When William J. Bratton became chief in 2002, he was faced with a string of 20 gang shootings -- including the death of 14-year-old Clive Jackson. He declared war on gangs, referring to them as domestic terrorists.

Last week, he and Mayor Antonio Villaraigosa declared war again -- the inspiration this time the racially motivated killing of Cheryl Green, a 14-year-old African American, by members of a Latino gang in the Harbor Gateway neighborhood.

The new crackdown -- targeting 11 gangs -- might suggest that the Los Angeles Police Department is trying again where it has failed before.

But it's more complex than that. Though gang crimes jumped 14% in 2006, they are down significantly from the early 1990s and even more compared with the mid-1980s. According to LAPD statistics, there were 7,714 gang crimes last year, compared with 10,945 in 1995.

"What we are doing is no different than what we have been doing. As a Police Department we have always been assertive, very aggressive in going at gangs," Bratton said. "What we are doing with this effort -- it's more comprehensive."

But what some critics of the crackdown find familiar is the race to respond to a killing that garners news media attention and public outrage -- an approach they say is not always comprehensive or effective.

"It is the same prescription every time they have a major event," said Malcolm Klein, a veteran gang sociologist and USC professor emeritus. "Gangs are defined as a crime problem and not a community problem.
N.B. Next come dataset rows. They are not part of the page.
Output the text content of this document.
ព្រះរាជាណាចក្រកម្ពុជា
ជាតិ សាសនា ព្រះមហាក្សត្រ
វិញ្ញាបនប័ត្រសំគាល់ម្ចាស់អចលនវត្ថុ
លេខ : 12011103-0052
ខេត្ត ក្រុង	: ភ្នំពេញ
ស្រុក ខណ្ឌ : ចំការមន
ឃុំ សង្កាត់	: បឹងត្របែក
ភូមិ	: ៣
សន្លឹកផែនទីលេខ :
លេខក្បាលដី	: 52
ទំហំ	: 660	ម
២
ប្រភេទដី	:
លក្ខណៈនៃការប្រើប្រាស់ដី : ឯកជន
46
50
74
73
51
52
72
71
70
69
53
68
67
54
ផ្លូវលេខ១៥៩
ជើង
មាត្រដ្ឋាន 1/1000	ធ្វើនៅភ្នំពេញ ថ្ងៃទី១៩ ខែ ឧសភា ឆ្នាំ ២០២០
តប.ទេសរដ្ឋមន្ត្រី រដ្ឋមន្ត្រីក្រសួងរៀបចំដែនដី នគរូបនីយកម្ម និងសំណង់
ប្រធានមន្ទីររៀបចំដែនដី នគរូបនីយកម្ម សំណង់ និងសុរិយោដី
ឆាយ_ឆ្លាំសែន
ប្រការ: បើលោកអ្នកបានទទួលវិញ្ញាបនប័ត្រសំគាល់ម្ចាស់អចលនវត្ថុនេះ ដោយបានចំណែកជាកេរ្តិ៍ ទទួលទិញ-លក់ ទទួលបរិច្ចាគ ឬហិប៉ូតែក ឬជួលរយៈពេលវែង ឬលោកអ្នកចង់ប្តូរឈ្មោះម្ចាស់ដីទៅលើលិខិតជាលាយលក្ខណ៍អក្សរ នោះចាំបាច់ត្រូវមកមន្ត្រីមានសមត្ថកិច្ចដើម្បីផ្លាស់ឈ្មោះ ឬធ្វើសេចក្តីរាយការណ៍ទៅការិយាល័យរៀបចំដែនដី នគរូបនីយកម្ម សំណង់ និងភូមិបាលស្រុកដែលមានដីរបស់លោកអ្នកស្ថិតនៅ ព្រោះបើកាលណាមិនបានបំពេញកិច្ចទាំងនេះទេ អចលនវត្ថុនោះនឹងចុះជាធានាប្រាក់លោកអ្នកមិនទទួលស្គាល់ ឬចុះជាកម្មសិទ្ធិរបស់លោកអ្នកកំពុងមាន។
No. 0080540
This is old fashioned suppression in a new guise, and where is the proof that has worked?"

He noted that since 1980, when gang slayings topped 200 in Los Angeles, the city has focused most of its gang response on policing.

A month ago, Connie Rice, director of the Advancement Project in Los Angeles, produced a comprehensive plan for the city to overhaul gang intervention programs and try to use means other than law enforcement to address its 39,000 gang members.